Even in their abysmal decline, the CPI-M at least has nine members in the Lok Sabha, the CPI has only one. How then has a windfall like Kanhaiya come CPI’s way? According to Hindu belief, the party must have done some good in its past life.

Ironically, Kanhaiya is not a creature of Ajoy Bhawan. He got his Marxism from his parentage. Begusarai in Bihar, where his family lives, was called “Little Moscow”. Senior communist leaders Chandrashekhar Singh and Indradip Sinha were legends in the region.

Indeed, when the Indian communist movement split nationally, the Bihar unit remained intact. Under its Secretary General Jagannath Sarkar, the CPI was so powerful that its alliance with Indira Gandhi in New Delhi made Jayaprakash Narayan initiate his movement in Bihar.

The leftist culture from which Kanhaiya comes is not necessarily linked to the CPI in the rigid doctrinaire sense. He came up on the strength of his leadership skills and oratory and won the union election without the support of any CPI infrastructure, which is non-existent in the campus. 

He was able to forge a wide coalition which included Umar Khaled, Anirban Bhattacharya and others recently charged with sedition.

Kanhaiya, Omar and Anirban are all comfortable under a broad left umbrella. But if the parent bodies - CPI and Marxists-Leninists begin to claim them as their respective wards, there will be difficulties.

The CPI and CPI-M do not dispute the Afzal Guru hanging, but the CPI-ML does. There is a whole lot of confusion as to who shouted which slogans at the function to observe Guru’s hanging on February 9. Bollywood should consider a Roshomon II, where the truth remains tantalizingly elusive.

It was just as well that Kanhaiya’s release was celebrated nationwide thanks to the change of heart of some TV channels. But this is only a release on bail for six months. Moreover, bail has been granted as a kind of largesse handed out by the Delhi High Court to somebody whose guilt is presumed. The JNU faculty has been advised to keep the students on the straight and narrow, something, presumably they were not doing so far. This is the tone of the judgment. 
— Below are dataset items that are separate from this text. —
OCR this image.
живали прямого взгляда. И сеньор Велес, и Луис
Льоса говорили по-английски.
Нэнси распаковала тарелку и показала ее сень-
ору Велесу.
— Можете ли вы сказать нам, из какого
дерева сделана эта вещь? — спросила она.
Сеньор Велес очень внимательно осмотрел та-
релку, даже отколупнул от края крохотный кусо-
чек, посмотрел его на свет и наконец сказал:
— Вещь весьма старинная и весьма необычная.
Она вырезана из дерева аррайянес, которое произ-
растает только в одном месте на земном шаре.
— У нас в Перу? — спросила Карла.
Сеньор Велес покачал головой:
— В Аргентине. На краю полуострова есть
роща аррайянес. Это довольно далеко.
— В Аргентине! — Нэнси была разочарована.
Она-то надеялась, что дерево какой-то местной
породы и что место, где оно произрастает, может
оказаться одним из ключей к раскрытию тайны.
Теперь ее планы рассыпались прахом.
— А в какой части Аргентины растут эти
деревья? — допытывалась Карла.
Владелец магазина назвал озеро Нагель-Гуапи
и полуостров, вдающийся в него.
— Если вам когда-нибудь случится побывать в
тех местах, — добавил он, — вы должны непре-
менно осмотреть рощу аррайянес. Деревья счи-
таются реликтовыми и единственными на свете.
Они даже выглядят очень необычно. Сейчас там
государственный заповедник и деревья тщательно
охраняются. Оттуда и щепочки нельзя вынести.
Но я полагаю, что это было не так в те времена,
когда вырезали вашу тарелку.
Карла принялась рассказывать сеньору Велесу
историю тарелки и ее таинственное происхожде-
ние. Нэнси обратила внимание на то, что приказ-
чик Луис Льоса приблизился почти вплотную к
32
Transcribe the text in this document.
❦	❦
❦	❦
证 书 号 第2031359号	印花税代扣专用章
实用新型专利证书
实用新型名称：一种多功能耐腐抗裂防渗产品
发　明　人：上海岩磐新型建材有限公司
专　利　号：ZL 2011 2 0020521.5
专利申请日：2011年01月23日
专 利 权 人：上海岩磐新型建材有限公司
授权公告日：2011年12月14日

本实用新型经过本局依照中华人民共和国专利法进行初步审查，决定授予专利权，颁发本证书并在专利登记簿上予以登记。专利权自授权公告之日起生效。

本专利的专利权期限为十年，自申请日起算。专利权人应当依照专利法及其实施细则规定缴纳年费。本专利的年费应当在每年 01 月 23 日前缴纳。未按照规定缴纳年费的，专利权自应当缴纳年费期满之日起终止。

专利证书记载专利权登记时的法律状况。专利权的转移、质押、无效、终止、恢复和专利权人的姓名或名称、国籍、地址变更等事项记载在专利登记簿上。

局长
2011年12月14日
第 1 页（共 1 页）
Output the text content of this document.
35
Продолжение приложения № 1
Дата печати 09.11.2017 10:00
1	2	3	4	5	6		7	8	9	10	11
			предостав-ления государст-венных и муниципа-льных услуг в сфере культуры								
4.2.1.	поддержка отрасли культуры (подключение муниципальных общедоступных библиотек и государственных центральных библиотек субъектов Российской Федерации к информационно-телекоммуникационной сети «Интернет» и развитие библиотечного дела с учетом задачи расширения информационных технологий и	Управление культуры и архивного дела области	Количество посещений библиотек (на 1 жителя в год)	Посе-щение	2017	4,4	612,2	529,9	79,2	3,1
The CPI would like Kanhaiya’s focus to be on the campuses the ABVP is trying to unsettle. “If we bring in the S.A.R. Geelani’s arrest, the focus will get diverted to Kashmir and other issues,” says a senior CPI leader.

The CPI-ML, which has traction on the campus, has a different take on Kashmir, Afzal Guru and therefore on Geelani. In any case the parent party’s hold on Omar and Anirban is, at best, tenuous because the two have had serious difference with the leadership.

At this moment Omar and Anirban have no formal affiliation with a national party. Who then is fighting for their bail? Senior lawyers like Kapil Sibal, Rajeev Dhawan and Indira Jaisingh got involved in the Kanhaiya matter because that is where the BJP lawyers diverted the focus by their undisguised hooliganism in court. 

This leaves Omar and Anirban without real political godfathers. Bright young lawyers, holding the brief for these two, are waiting for the police to frame charges. But the two are in danger of being forgotten during the fortnight in judicial custody because the media is capricious and has its mood swings conditioned by ratings.

The only one who can help them remain in focus is Kanhaiya. Because without his cohorts, he too will lose steam.

The general assumption is that the RSS is driving the “nationalism” debate. It is a difficult debate to negotiate in a sound byte format. On the other side of this polarised turf, the Left, Dalit and Muslim convergence cannot give comfort to the Hindutva establishment.

The Left is propagating the line that the Gujarat Police model has been replicated in Delhi. This strengthens the AAP line that the police takes dictation from the union government and does not allow it to function. The Left and AAP have not necessarily been on the same page so far. Is this another novelty emerging?